Three Tucson residents filed a federal lawsuit in January, alleging the Air Force failed to follow federal law and Pentagon policy in finding that the expansion of the Total Force Training program would have no significant impact on the community.

The plaintiffs, represented by the Arizona Center for Law in the Public Interest, want the court to rule the expansion plan illegal and order the Air Force to conduct a more complex analysis and an environmental impact statement.

In its answer in the U.S. District Court in Tucson, the government denied any violations of the National Environmental Policy Act or any other law, and said the plaintiffs aren’t entitled to any relief. No hearings have been set in the case.

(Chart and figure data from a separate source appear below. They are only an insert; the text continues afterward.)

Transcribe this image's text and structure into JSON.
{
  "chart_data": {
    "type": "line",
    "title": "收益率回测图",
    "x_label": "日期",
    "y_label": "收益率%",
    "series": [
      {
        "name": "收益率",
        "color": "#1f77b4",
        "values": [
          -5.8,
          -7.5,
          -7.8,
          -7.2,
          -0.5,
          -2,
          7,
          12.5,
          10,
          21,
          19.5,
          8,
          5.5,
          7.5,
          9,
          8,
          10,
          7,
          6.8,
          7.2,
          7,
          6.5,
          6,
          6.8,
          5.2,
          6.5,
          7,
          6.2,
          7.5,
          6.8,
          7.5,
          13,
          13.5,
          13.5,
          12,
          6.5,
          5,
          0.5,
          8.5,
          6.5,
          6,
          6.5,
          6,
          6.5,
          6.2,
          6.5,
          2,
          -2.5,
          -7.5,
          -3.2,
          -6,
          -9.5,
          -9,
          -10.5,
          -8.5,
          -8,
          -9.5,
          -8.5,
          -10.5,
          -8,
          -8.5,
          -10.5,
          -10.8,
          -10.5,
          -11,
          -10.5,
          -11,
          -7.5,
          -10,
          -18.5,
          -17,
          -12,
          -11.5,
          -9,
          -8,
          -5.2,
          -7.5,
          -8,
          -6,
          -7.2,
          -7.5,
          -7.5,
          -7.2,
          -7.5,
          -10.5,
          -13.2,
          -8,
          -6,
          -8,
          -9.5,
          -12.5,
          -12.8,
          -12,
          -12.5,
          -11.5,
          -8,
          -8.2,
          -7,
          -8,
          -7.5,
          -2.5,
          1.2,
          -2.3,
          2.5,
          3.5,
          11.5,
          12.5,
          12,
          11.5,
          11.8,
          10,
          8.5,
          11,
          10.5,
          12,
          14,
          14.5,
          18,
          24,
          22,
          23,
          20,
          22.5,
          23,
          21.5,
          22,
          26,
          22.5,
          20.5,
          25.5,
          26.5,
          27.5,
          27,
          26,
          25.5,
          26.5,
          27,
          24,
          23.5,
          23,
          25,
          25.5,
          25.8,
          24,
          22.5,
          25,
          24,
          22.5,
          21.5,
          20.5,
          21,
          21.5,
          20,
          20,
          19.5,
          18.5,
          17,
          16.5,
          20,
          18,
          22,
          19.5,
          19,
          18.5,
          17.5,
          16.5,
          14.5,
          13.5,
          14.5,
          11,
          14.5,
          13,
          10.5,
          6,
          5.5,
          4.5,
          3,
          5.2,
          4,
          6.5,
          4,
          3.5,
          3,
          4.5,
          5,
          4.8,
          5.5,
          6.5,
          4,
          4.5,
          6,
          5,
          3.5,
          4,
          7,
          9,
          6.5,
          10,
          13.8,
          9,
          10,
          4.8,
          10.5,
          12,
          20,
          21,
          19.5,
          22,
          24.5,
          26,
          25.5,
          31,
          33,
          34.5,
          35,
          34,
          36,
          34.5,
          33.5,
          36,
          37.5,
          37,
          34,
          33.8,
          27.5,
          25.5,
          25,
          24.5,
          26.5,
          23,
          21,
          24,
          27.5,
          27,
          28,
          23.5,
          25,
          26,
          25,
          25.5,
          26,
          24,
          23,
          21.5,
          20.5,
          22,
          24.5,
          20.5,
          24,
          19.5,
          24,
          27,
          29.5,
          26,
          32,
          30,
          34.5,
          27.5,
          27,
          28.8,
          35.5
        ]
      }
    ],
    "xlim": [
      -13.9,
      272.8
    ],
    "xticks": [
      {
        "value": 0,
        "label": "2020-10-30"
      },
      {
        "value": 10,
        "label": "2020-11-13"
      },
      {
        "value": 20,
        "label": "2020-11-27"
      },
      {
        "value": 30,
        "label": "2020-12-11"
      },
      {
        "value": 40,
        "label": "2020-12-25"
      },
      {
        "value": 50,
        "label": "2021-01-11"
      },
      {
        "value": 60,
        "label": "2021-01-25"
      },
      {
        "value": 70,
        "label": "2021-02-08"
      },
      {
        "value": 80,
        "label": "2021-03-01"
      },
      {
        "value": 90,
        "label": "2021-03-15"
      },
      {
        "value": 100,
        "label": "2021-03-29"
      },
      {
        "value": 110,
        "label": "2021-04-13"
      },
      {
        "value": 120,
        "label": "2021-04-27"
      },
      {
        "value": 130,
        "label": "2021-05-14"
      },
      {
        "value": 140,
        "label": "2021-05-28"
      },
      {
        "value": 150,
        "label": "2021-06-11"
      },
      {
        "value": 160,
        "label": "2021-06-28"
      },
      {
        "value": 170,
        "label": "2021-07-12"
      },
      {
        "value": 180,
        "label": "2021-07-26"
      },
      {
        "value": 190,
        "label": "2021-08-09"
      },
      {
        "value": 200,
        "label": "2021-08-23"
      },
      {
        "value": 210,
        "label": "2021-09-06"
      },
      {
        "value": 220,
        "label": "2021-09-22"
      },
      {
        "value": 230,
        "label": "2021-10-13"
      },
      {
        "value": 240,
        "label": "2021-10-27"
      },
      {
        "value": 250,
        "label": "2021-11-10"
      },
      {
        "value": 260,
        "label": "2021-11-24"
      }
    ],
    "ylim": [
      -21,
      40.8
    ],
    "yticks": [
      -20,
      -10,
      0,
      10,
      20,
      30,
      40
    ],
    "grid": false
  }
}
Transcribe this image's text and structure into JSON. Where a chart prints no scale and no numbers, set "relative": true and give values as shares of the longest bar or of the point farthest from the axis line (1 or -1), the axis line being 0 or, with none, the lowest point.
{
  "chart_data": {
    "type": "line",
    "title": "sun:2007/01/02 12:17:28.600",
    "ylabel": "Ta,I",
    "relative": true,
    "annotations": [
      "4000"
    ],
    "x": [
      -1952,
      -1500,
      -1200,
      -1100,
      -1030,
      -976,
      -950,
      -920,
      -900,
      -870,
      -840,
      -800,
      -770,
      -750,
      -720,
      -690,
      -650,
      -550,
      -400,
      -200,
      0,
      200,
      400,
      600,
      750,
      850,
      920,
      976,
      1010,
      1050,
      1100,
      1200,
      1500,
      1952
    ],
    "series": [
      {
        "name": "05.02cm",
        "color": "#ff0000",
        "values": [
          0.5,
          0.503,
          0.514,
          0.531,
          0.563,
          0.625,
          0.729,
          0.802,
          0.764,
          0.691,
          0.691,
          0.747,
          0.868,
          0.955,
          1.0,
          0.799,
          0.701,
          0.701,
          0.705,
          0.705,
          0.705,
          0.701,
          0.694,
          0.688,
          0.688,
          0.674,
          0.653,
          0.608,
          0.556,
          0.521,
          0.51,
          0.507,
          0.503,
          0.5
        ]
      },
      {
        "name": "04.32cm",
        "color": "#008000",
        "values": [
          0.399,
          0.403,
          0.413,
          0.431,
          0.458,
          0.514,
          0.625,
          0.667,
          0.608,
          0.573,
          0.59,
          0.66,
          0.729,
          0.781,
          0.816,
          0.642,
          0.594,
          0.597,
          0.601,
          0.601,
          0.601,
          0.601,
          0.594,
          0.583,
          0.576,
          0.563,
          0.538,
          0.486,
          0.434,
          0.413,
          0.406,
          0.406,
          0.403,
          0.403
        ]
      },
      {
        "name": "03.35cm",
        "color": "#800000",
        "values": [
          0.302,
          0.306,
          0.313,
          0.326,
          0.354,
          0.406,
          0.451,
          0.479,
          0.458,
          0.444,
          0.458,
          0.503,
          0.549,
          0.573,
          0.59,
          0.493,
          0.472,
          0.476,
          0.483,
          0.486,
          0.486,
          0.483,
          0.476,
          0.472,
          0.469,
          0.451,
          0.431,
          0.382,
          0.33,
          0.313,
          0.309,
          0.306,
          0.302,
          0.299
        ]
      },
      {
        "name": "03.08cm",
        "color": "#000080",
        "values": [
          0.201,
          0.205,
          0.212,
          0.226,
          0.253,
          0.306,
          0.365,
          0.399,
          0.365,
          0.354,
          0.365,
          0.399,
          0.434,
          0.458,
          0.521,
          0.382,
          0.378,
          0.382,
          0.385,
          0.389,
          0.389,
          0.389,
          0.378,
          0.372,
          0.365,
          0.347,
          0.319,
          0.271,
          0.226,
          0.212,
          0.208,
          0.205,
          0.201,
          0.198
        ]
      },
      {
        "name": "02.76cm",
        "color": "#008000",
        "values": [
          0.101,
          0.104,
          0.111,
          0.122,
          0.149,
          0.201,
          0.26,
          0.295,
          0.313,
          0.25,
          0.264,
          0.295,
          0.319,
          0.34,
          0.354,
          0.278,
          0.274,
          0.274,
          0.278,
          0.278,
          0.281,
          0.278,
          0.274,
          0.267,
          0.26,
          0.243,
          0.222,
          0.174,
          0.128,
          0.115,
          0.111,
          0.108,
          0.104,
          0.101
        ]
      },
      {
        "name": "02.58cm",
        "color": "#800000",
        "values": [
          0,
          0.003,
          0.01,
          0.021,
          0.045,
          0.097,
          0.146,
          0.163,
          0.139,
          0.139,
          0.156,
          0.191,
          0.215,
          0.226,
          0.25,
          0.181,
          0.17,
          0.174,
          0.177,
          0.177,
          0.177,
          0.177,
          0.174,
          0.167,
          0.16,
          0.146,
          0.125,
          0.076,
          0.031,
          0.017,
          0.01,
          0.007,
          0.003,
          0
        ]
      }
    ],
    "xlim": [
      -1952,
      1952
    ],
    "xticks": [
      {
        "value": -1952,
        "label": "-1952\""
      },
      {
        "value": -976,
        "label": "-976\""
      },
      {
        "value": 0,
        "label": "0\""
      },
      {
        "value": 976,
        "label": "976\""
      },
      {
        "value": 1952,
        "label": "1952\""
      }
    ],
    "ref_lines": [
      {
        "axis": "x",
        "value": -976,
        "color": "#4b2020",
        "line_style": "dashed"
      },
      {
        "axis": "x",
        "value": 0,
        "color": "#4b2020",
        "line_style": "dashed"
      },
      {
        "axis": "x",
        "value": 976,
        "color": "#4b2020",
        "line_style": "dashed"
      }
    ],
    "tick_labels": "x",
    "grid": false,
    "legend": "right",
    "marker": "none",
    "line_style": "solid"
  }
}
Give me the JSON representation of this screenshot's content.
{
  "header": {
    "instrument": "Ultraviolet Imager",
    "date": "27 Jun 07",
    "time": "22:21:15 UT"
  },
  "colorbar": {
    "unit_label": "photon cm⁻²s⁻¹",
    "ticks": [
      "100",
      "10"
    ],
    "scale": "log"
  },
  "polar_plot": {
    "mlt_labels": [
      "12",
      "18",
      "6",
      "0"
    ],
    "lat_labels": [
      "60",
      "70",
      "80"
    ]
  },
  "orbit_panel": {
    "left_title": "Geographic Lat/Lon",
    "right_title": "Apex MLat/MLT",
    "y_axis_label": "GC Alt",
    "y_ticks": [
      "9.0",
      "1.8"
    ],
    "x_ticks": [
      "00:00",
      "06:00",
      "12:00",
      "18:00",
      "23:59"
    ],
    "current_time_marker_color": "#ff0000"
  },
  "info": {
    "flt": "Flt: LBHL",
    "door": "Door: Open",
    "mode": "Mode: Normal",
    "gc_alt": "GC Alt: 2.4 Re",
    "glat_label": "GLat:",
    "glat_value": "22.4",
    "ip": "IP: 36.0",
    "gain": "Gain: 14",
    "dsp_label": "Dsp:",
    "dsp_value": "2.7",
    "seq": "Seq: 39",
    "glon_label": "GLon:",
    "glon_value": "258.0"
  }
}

The plaintiffs allege they have suffered physical and emotional injuries and loss of home values from military jet overflights, that the Air Force failed to adequately study noise and health effects of increased overflights, and that lower-income residents were not properly informed of the expansion plans.

The plan approved by the Air Force in April 2015 would allow training sorties to increase up to 65 percent from a 2009 baseline, to 2,326 annually, with some aircraft that are louder than those regularly flown from D-M. One sortie is a flight operation by a single plane, from takeoff to final landing.

D-M officials have noted that even if the base reached the new cap on sorties, they would constitute about 6 percent of D-M’s overall flight operations.